We just completed a very successful "A Taste of Windsurfing" event at Windy Point, on Lake Travis, in Austin, TX.
60 new windsurfers in 2 days, and $1400 raised for a local charity.
Anyway, I've thought over your question alot, and I don't have a really solid "solution" for you.
Perhaps get a windmeter of some sort and then begin to learn what the differences (the fudge factors) are for the various places you are sailing (the wind measured on short vs the wind you will get out where you are sailing.
This could get you a little closer to using a size that will have you powered up.
Also, check the local airport's aviation weather reports to see what the wind might be blowing and factor these forcasts into your sail selection.
What you really need is to look over the Beaufort Wind charts and see what the different windspeeds (Force 1-6 Bft) look like on the water and on land.
If you see all the signs that the wind is F4 Bft, then you will know that the wind is around 11-16 knots and you will need your 7.0 m2 rig (something larger would be better).

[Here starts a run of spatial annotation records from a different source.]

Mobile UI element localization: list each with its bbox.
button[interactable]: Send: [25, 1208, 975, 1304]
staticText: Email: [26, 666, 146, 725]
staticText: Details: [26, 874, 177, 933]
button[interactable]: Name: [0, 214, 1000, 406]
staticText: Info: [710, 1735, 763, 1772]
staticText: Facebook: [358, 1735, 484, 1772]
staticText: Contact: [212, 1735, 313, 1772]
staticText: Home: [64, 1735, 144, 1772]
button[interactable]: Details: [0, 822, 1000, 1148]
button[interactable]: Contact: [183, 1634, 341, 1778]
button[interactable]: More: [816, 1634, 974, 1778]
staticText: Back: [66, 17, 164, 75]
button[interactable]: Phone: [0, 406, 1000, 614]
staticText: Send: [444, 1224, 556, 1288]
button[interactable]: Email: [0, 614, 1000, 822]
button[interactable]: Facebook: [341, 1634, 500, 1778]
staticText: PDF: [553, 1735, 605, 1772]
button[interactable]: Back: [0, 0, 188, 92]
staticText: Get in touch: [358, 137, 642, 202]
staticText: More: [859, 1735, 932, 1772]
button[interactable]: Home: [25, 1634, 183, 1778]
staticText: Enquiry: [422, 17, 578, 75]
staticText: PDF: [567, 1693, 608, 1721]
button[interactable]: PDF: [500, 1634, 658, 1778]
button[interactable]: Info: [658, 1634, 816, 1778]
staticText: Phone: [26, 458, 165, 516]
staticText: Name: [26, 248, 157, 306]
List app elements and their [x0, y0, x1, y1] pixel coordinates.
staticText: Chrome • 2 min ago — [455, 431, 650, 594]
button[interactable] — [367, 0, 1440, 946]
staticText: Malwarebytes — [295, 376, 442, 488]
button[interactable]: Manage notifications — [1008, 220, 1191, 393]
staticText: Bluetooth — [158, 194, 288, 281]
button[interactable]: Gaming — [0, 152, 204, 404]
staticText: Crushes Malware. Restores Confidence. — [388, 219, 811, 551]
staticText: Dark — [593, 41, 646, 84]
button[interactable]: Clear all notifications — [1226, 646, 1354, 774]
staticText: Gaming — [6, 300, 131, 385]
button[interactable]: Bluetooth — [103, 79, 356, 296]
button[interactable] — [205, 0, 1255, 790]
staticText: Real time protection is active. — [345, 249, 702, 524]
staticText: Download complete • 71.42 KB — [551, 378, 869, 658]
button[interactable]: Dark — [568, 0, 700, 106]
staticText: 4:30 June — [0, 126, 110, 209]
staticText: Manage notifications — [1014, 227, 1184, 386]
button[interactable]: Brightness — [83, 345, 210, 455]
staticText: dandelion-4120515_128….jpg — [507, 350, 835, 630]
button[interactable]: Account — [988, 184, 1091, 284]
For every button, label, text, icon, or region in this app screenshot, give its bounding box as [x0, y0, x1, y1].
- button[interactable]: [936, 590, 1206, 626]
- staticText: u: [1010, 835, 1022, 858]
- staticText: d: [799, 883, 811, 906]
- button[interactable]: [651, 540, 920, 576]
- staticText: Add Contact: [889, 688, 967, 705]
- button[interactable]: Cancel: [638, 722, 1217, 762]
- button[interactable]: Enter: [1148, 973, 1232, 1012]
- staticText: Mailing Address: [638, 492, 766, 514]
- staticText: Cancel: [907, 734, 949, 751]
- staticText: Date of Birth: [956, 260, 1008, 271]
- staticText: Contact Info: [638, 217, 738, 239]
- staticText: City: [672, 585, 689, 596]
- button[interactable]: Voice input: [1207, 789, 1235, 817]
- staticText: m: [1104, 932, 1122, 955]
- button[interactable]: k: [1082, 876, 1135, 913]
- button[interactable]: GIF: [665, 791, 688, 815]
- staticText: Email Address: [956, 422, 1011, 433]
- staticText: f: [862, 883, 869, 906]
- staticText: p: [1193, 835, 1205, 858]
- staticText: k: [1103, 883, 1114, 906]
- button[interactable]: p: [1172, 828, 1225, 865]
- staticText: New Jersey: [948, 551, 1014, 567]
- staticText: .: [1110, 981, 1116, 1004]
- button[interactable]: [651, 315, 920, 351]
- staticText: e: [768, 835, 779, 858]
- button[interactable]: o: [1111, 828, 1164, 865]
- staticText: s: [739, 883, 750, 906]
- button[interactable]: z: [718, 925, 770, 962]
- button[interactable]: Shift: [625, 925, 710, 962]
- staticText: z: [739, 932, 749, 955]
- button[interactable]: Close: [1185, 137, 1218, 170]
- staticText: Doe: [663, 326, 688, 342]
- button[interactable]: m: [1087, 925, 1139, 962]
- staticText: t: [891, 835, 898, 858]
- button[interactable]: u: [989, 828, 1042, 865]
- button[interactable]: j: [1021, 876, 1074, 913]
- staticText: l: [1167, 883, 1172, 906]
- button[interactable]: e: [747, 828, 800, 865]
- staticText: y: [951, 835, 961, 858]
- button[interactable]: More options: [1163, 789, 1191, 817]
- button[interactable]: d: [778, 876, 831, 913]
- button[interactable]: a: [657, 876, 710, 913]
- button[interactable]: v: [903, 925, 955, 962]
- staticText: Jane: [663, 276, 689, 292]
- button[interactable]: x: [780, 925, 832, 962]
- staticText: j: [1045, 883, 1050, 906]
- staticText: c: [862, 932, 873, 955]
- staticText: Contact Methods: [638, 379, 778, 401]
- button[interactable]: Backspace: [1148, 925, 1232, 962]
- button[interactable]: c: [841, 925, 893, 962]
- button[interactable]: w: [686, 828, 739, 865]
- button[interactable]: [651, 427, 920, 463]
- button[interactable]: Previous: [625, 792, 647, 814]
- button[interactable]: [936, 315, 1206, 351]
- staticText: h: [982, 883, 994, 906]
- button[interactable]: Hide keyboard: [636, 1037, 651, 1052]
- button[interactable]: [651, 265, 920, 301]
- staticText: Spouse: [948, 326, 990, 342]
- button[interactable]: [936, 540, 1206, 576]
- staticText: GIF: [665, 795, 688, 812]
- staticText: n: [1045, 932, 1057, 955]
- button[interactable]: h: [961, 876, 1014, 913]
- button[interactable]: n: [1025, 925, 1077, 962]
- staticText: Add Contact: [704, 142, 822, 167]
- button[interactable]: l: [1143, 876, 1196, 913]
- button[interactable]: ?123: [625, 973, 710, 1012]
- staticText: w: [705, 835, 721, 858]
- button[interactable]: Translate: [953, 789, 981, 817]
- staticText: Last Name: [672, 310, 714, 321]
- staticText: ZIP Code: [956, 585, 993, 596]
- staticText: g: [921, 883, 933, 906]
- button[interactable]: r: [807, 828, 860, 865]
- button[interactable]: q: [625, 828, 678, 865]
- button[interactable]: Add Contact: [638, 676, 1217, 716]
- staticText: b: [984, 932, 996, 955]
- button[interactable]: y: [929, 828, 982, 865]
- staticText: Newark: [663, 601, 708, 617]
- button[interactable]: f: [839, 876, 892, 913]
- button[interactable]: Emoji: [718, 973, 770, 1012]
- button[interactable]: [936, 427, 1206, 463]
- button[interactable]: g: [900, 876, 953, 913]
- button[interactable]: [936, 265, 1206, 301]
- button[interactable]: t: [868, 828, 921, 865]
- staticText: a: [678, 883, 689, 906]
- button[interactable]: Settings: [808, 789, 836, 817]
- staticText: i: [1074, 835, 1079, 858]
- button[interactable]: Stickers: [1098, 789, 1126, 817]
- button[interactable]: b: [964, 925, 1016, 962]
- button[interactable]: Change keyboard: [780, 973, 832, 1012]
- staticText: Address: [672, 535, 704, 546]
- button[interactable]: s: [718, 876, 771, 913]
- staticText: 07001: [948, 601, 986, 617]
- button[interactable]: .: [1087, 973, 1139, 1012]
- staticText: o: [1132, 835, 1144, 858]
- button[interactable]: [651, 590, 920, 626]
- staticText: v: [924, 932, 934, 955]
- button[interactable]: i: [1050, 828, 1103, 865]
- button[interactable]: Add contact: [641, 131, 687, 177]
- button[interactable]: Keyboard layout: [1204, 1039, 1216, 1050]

Here's a link to a very basic Beaufort Wind Speed Chart: http://www.spc.noaa.gov/faq/tornado/beaufort.html
Here's a better link with photos of what the surface of the ocean will look like (far out to sea in a ship) at various Bft force numbers:
http://www.seakayak.ws/kayak/kayak.n...6!OpenDocument
Overall, you just need to rig at least one sail size larger and learn to tune your rigs for the conditions.